Tomorrow’s World is a BBC TV show that features gadgets that may or may not be about to change all our lives for the better. I watched it last Wednesday (May 8th). The BBC being the BBC there was much talk about impractical and expensive looking electric cars which will probably never catch on unless forced on us by politicians, and there was a machine featured which told you just how much damage you were doing to your respiratory system by smoking, thus motivating you to stop. Be still my heart. (This being what will inevitably happen to you, they kept helpfully reminding us, if you insist on smoking. Cue lying statistics about “smoking related” diseases.)
But one gadget they showed did truly impress me, and I meant to pass it on that evening but something else must have got in the way. (Oh yes, my computer modem stopped working.) This impressive gadget was a new kind of very-portable computer keyboard.
I already possess a folding (“Targus Stowaway”) keyboard with which I type stuff into my Hewlett Packard Jornada 548, which when folded fits into a space hardly any bigger than that occupied by a Hewlett Packard Jornada 548 (i.e. my jacket pocket), and I had supposed that this was as small as a keyboard big enough to type on properly could get. Not so.

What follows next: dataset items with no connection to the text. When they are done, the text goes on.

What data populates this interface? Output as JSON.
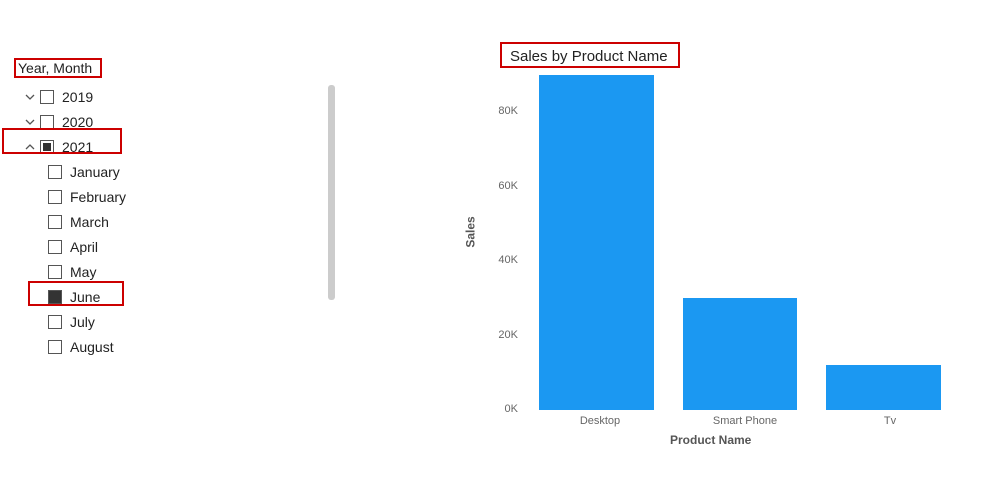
{
  "slicer": {
    "title": "Year, Month",
    "years": [
      {
        "label": "2019",
        "expanded": false,
        "state": "unchecked",
        "months": []
      },
      {
        "label": "2020",
        "expanded": false,
        "state": "unchecked",
        "months": []
      },
      {
        "label": "2021",
        "expanded": true,
        "state": "indeterminate",
        "months": [
          {
            "label": "January",
            "state": "unchecked"
          },
          {
            "label": "February",
            "state": "unchecked"
          },
          {
            "label": "March",
            "state": "unchecked"
          },
          {
            "label": "April",
            "state": "unchecked"
          },
          {
            "label": "May",
            "state": "unchecked"
          },
          {
            "label": "June",
            "state": "checked"
          },
          {
            "label": "July",
            "state": "unchecked"
          },
          {
            "label": "August",
            "state": "unchecked"
          }
        ]
      }
    ]
  },
  "chart_data": {
    "type": "bar",
    "title": "Sales by Product Name",
    "xlabel": "Product Name",
    "ylabel": "Sales",
    "categories": [
      "Desktop",
      "Smart Phone",
      "Tv"
    ],
    "values": [
      90000,
      30000,
      12000
    ],
    "ylim": [
      0,
      90000
    ],
    "yticks": [
      0,
      20000,
      40000,
      60000,
      80000
    ],
    "ytick_labels": [
      "0K",
      "20K",
      "40K",
      "60K",
      "80K"
    ],
    "bar_color": "#1b98f2"
  }
}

On Tomorrow’s World they showed something quite new, at any rate to me. Instead of offering you a physical keyboard, what the new gismo does is shine a keyboard onto your desk, and then watch you while you type on it. The thing itself is no bigger than a cigarette box, and soon all portable computers may contain such a thing inside them. Superb. In an earlier version of this posting I did an hour ago, I did the BBC a semi-injustice. I said they didn’t say who make this midget miracle. They didn’t on the TV. But follow the link above and you get to VBK Ltd. This is an Israeli company, and I don’t remember them saying that on the TV either.
Just thought I’d tell you. What with assassinations, European Unions, train crashes (another one here in Blighty on Friday), and all the usual politically administered misery, it’s as well to remember that some things in our flawed but fascinating civilisation are being done extraordinarily well, and ever better as the years go by.